I am a reader but if you look to the right at my reading list you will notice that THE COMING REVOLUTION is still in progress (sorry Walid…but trying to focus and teach myself about what the hell is going on in our world makes me sad).


ATLAS SHRUGGED is only half read…( Objectivism makes me sad.)


But, I HAVE completed 2 foo foo mysteries, 1 ghost story, and 1 young adult novel.. ….distraction.


And…now my awful summer has ended.  I have completed my first week back at work…remember…middle school teacher?   My duties have changed dramatically and have immersed me in distraction.  However, I did learn that, when my happy enthusiastic colleagues asked me how my summer was I should not have blurted out MY DOGS DIED!

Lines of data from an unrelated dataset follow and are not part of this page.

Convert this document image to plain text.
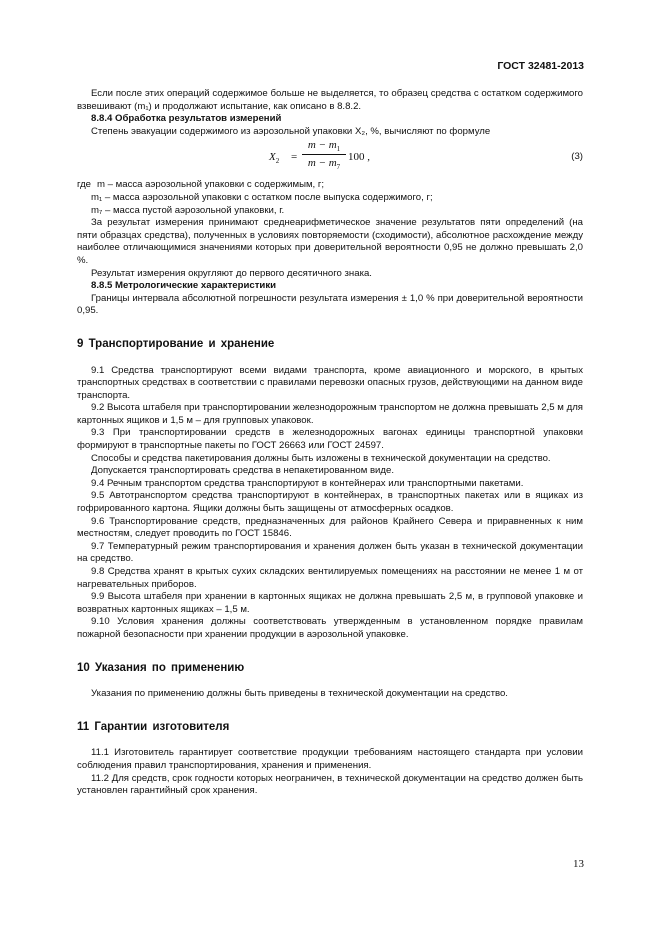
ГОСТ 32481-2013

Если после этих операций содержимое больше не выделяется, то образец средства с остатком содержимого взвешивают (m₁) и продолжают испытание, как описано в 8.8.2.

8.8.4 Обработка результатов измерений

Степень эвакуации содержимого из аэрозольной упаковки X₂, %, вычисляют по формуле

$X_2$ =
$m - m_1$
$m - m_7$
100 ,	(3)
где m – масса аэрозольной упаковки с содержимым, г;
m₁ – масса аэрозольной упаковки с остатком после выпуска содержимого, г;
m₇ – масса пустой аэрозольной упаковки, г.

За результат измерения принимают среднеарифметическое значение результатов пяти определений (на пяти образцах средства), полученных в условиях повторяемости (сходимости), абсолютное расхождение между наиболее отличающимися значениями которых при доверительной вероятности 0,95 не должно превышать 2,0 %.

Результат измерения округляют до первого десятичного знака.

8.8.5 Метрологические характеристики

Границы интервала абсолютной погрешности результата измерения ± 1,0 % при доверительной вероятности 0,95.

9 Транспортирование и хранение

9.1 Средства транспортируют всеми видами транспорта, кроме авиационного и морского, в крытых транспортных средствах в соответствии с правилами перевозки опасных грузов, действующими на данном виде транспорта.

9.2 Высота штабеля при транспортировании железнодорожным транспортом не должна превышать 2,5 м для картонных ящиков и 1,5 м – для групповых упаковок.

9.3 При транспортировании средств в железнодорожных вагонах единицы транспортной упаковки формируют в транспортные пакеты по ГОСТ 26663 или ГОСТ 24597.

Способы и средства пакетирования должны быть изложены в технической документации на средство.

Допускается транспортировать средства в непакетированном виде.

9.4 Речным транспортом средства транспортируют в контейнерах или транспортными пакетами.

9.5 Автотранспортом средства транспортируют в контейнерах, в транспортных пакетах или в ящиках из гофрированного картона. Ящики должны быть защищены от атмосферных осадков.

9.6 Транспортирование средств, предназначенных для районов Крайнего Севера и приравненных к ним местностям, следует проводить по ГОСТ 15846.

9.7 Температурный режим транспортирования и хранения должен быть указан в технической документации на средство.

9.8 Средства хранят в крытых сухих складских вентилируемых помещениях на расстоянии не менее 1 м от нагревательных приборов.

9.9 Высота штабеля при хранении в картонных ящиках не должна превышать 2,5 м, в групповой упаковке и возвратных картонных ящиках – 1,5 м.

9.10 Условия хранения должны соответствовать утвержденным в установленном порядке правилам пожарной безопасности при хранении продукции в аэрозольной упаковке.

10 Указания по применению

Указания по применению должны быть приведены в технической документации на средство.

11 Гарантии изготовителя

11.1 Изготовитель гарантирует соответствие продукции требованиям настоящего стандарта при условии соблюдения правил транспортирования, хранения и применения.

11.2 Для средств, срок годности которых неограничен, в технической документации на средство должен быть установлен гарантийный срок хранения.

13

Depression is a thief.  It steals all the fun out of life and leaves you trying to cope without the tools you need.  Humor is one of those tools, and it's more important than one might think.  I HAD a sense of humor until my SITUATION became DEPRESSING.  I am trying to recover it.   So I leave you with some jokes:





Welcome to the Psychiatric Hotline.


If you are obsessive-compulsive, please press 1 repeatedly.


If you are co-dependent, please ask someone to press 2.


If you have multiple personalities, please press 3, 4, 5, and 6.


If you are paranoid-delusional, we know who you are and what you want. Just stay on the line so we can trace the call.


If you are schizophrenic, listen carefully and a little voice will tell you which number to press.


If you are depressed, it doesn't matter which number you press. No one will answer.


If you are delusional and occasionally hallucinate, please be aware that the thing you are holding on the side of your head is alive and about to bite off your ear.


 I was depressed last night so I called Lifeline. They've got a call center in Pakistan. I told them I hated my life.... They got all excited and asked if I could drive a truck.




 I was walking along the beach when I kicked a bottle poking up through the sand. Opening it, I was astonished to see a cloud of smoke and a genie smiling at me.


"For your kindness," the genie said, "I will grant you one wish!" I paused, laughed, and replied, "I have always wanted a road from Hawaii to California."


The genie grimaced, thought for a few minutes and said, "Listen, I'm sorry, but I can't do that! Think of all the pilings needed to hold up the highway and how long they'd have to be to reach the bottom of the ocean. Think of all the pavement. That's too much to ask."


"OK," I said, not wanting to be unreasonable. . Make me understand ME. What makes me laugh and cry, why am I temperamental, why am I so difficult to get along with, what do I really want? Basically, teach me to understand what makes ME tick!"


The genie paused, and then sighed, "Did you want two lanes or four?"